Article by Cannabis Culture
To call the current situation with CBD and related products in the UK ‘confusing’ might qualify as the understatement of the decade. As time passes, a growing number of MPs and influential figures are calling British pot policy everything from dangerously outdated to an embarrassment on the world stage. There’s no short answer to the question on recreational cannabis legalization – decriminalising medical cannabis is another matter entirely.
In terms of legality, the fact that CBD is not covered by the Misuse of Drugs Act 1971 or the Misuse of Drugs Regulations 2001 means that any product that contains CBD and no other cannabis compounds doesn’t break current laws. If it contains the slightest trace of any other cannabis compound – such as THC – it would require a license to be sold. This is a point that was heavily debated three years ago and led to the development and release of a fairly wide range of CBD products.

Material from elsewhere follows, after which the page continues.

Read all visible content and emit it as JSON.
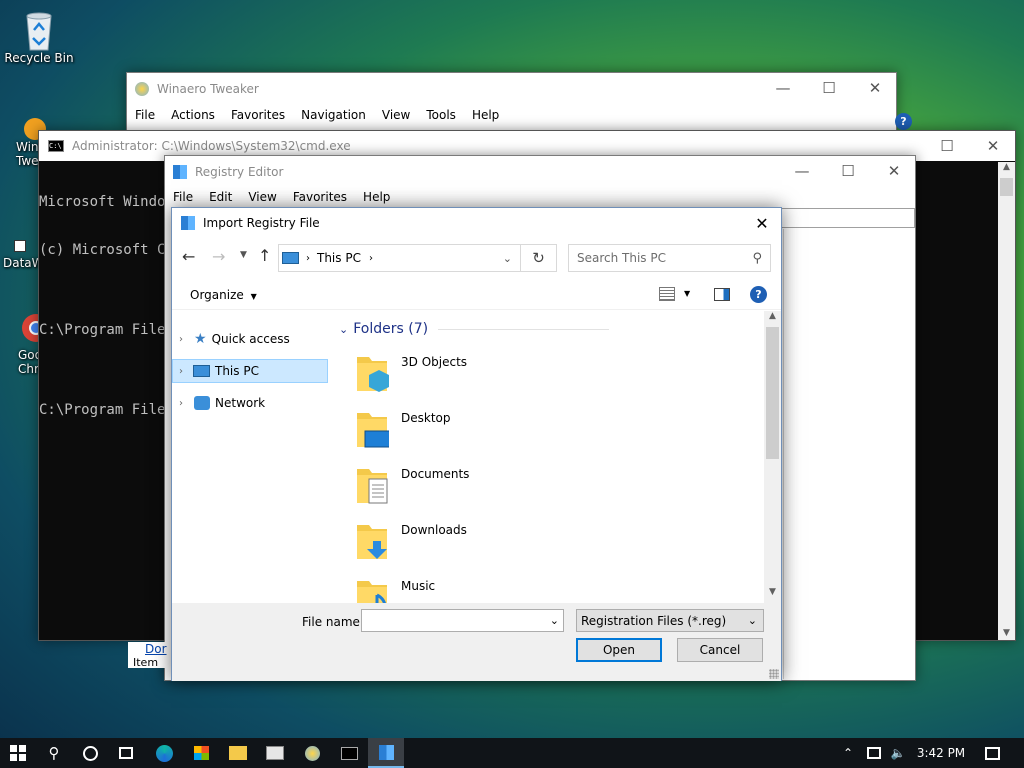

In response to a Freedom of Information Act Request, the Home Office confirmed that where any THC at all is present in the product: “a Home Office licence to import this substance – or a preparation containing it – would be required, irrespective of the proportion of THC in that preparation. In addition, there may also be a requirement for a Home Office domestic possess [sic]and supply licence.” Figures are hard to come by, but it’s highly unlikely that more than a handful…perhaps none at all…of those producing and selling CBD products.
A little while later, the Home Office released updated guidance to help the courts and police decipher what is and isn’t considered an illegal substance, which read as follows:
“A substance produces a psychoactive effect in a person if, by stimulating or depressing the person’s central nervous system, it affects the person’s mental functioning or emotional state; as measured by the production of a pharmacological response on the central nervous system or which produces a response in in-vitro tests qualitatively identical to substances controlled under the Misuse of Drugs Act 1971, and references to a substance’s psychoactive effects are to be read accordingly.”
When taking into account these exclusions, the Misuse of Drugs Act and the way in which the Act chooses to define psychoactive, THC does indeed appear to break the law. Which once again leaves producers, sellers and users having little clue as to where they stand.